1 June 2017 Edition
Sri Lanka’s massacres of Tamils marked on 18 May, ‘Mullivaikkal Remembrance Day’
TAMIL EXILES were in Belfast and Derry on 18 May for ‘Mullivaikkal Remembrance Day’, marking the anniversary of the bloody massacres carried out by the Sri Lankan Army in May 2009 as it crushed the Tamil struggle for an independent homeland, slaughtering as many as 70,000 Tamils, mostly civilians.
Mullivaikkal Remembrance Day takes its name from a village on the north-east coast of Sri Lanka which was the scene of the final action of the conflict on 18 May 2009.
The Sri Lankan Government celebrates 18 May as ‘Victory Day’.
Sri Lanka (formerly Ceylon) gained its independence from Britain in 1948 but the Tamil minority was marginalised and politically disenfranchised by the larger Sinhalese population, fuelling the campaign for a separate state called Tamil Eelam in the northern and eastern parts of the island.
Headline-grabbing armed resistance to the Sri Lankan regime came mainly in the form of the Liberation Tigers of Tamil Eelam (LTTE), popularly known as the Tamil Tigers.
The bloodbath was carried out by the Sinhalese-dominated Sri Lankan military as it pursued the total destruction of the Tamil Tigers.
The huge Sri Lankan military offensive also ruthlessly targeted Tamil civilians sheltering in an area declared a “Free Fire Zone” and led to former UN spokesperson Gordon Weiss accusing the Sri Lankan Government and its armed forces of war crimes.
Channel 4 has also produced a number of exposés, including (by Jon Snow) Sri Lanka’s Killing Fields, which Channel 4 describes as “a forensic investigation into the final weeks of the Sri Lankan civil war, including new video evidence of war crimes”.
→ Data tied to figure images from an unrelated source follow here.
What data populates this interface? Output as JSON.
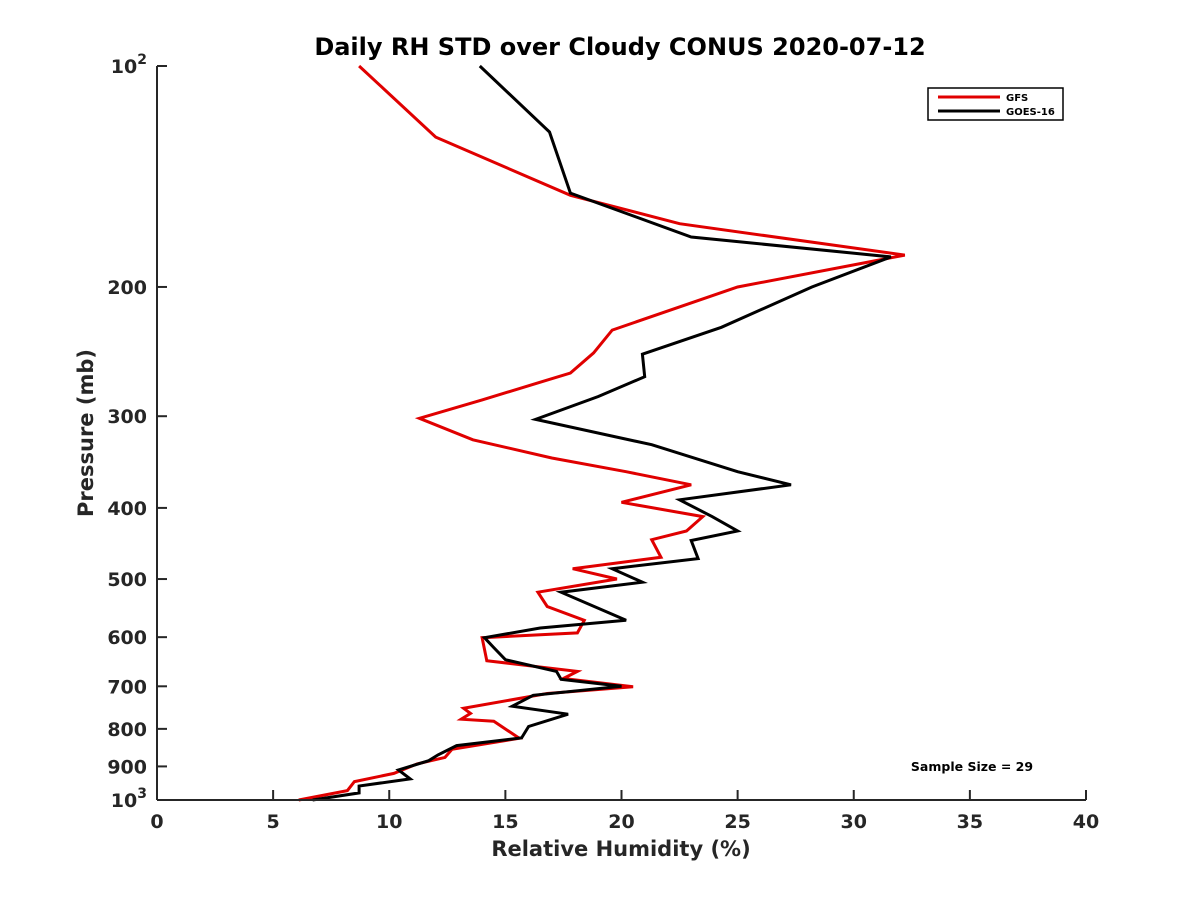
{
  "chart_data": {
    "type": "line",
    "title": "Daily RH STD over Cloudy CONUS 2020-07-12",
    "xlabel": "Relative Humidity (%)",
    "ylabel": "Pressure (mb)",
    "xlim": [
      0,
      40
    ],
    "ylim": [
      100,
      1000
    ],
    "y_scale": "log",
    "y_reversed": true,
    "grid": false,
    "legend_position": "top-right",
    "x_ticks": [
      0,
      5,
      10,
      15,
      20,
      25,
      30,
      35,
      40
    ],
    "x_tick_labels": [
      "0",
      "5",
      "10",
      "15",
      "20",
      "25",
      "30",
      "35",
      "40"
    ],
    "y_ticks": [
      100,
      200,
      300,
      400,
      500,
      600,
      700,
      800,
      900,
      1000
    ],
    "y_tick_labels": [
      {
        "base": "10",
        "exp": "2"
      },
      {
        "base": "200",
        "exp": ""
      },
      {
        "base": "300",
        "exp": ""
      },
      {
        "base": "400",
        "exp": ""
      },
      {
        "base": "500",
        "exp": ""
      },
      {
        "base": "600",
        "exp": ""
      },
      {
        "base": "700",
        "exp": ""
      },
      {
        "base": "800",
        "exp": ""
      },
      {
        "base": "900",
        "exp": ""
      },
      {
        "base": "10",
        "exp": "3"
      }
    ],
    "series": [
      {
        "name": "GFS",
        "color": "#e00000",
        "points": [
          [
            8.7,
            100
          ],
          [
            12.0,
            125
          ],
          [
            17.8,
            150
          ],
          [
            22.5,
            164
          ],
          [
            32.2,
            181
          ],
          [
            25.0,
            200
          ],
          [
            19.6,
            229
          ],
          [
            18.8,
            246
          ],
          [
            17.8,
            262
          ],
          [
            14.0,
            285
          ],
          [
            11.3,
            302
          ],
          [
            13.6,
            323
          ],
          [
            17.0,
            342
          ],
          [
            20.2,
            357
          ],
          [
            23.0,
            372
          ],
          [
            20.0,
            393
          ],
          [
            23.5,
            411
          ],
          [
            22.8,
            430
          ],
          [
            21.3,
            442
          ],
          [
            21.7,
            467
          ],
          [
            17.9,
            484
          ],
          [
            19.8,
            500
          ],
          [
            16.4,
            521
          ],
          [
            16.8,
            545
          ],
          [
            18.4,
            569
          ],
          [
            18.1,
            592
          ],
          [
            14.0,
            601
          ],
          [
            14.2,
            646
          ],
          [
            18.1,
            668
          ],
          [
            17.5,
            683
          ],
          [
            20.5,
            701
          ],
          [
            16.8,
            716
          ],
          [
            13.2,
            750
          ],
          [
            13.5,
            762
          ],
          [
            13.1,
            776
          ],
          [
            14.5,
            781
          ],
          [
            15.6,
            824
          ],
          [
            12.7,
            853
          ],
          [
            12.4,
            875
          ],
          [
            11.2,
            893
          ],
          [
            10.2,
            920
          ],
          [
            8.5,
            944
          ],
          [
            8.2,
            971
          ],
          [
            6.1,
            1000
          ]
        ]
      },
      {
        "name": "GOES-16",
        "color": "#000000",
        "points": [
          [
            13.9,
            100
          ],
          [
            16.9,
            123
          ],
          [
            17.8,
            149
          ],
          [
            23.0,
            171
          ],
          [
            31.6,
            182
          ],
          [
            28.2,
            200
          ],
          [
            24.3,
            227
          ],
          [
            20.9,
            247
          ],
          [
            21.0,
            265
          ],
          [
            19.0,
            282
          ],
          [
            16.3,
            303
          ],
          [
            21.3,
            328
          ],
          [
            25.0,
            357
          ],
          [
            27.3,
            372
          ],
          [
            22.5,
            390
          ],
          [
            23.9,
            411
          ],
          [
            25.0,
            430
          ],
          [
            23.0,
            443
          ],
          [
            23.3,
            469
          ],
          [
            19.6,
            484
          ],
          [
            20.9,
            505
          ],
          [
            17.4,
            521
          ],
          [
            20.2,
            569
          ],
          [
            16.5,
            583
          ],
          [
            14.1,
            601
          ],
          [
            14.5,
            620
          ],
          [
            15.0,
            644
          ],
          [
            17.2,
            668
          ],
          [
            17.4,
            685
          ],
          [
            20.0,
            700
          ],
          [
            16.2,
            720
          ],
          [
            15.3,
            745
          ],
          [
            17.7,
            764
          ],
          [
            16.0,
            794
          ],
          [
            15.7,
            823
          ],
          [
            12.9,
            843
          ],
          [
            12.1,
            868
          ],
          [
            11.7,
            884
          ],
          [
            10.4,
            910
          ],
          [
            10.9,
            936
          ],
          [
            8.7,
            957
          ],
          [
            8.7,
            978
          ],
          [
            6.7,
            1000
          ]
        ]
      }
    ],
    "annotations": [
      {
        "text": "Sample Size = 29",
        "position": "bottom-right"
      }
    ]
  }
}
A spokesperson for the Tamil group visiting Belfast and Derry, Jude Lal Fernando (who, incidentally, is Sinhalese), told An Phoblacht
“Just as loyalism served to internalise British interests within Ireland, Sinhala supremacism was groomed by the British to assist their colonial control of the Indian subcontinent.”
The Dublin-based activist explained how after the ‘shoot-to-kill’ ambushes by the paramilitary Royal Ulster Constabulary in County Armagh in 1982, Sri Lanka set up its own police commando unit with British help. The Sri Lankan Special Task Force (STF) was trained by SAS veterans.
Among those hosting the Tamil group were Sinn Féin, the National Graves Association, Coiste na nIarchmimí, the human rights campaign groups Relatives for Justice (RFJ) and Pat Finucane Centre (PFC), the Irish Forum for Peace in Sri Lanka, and the International Human Rights Association-Bremen.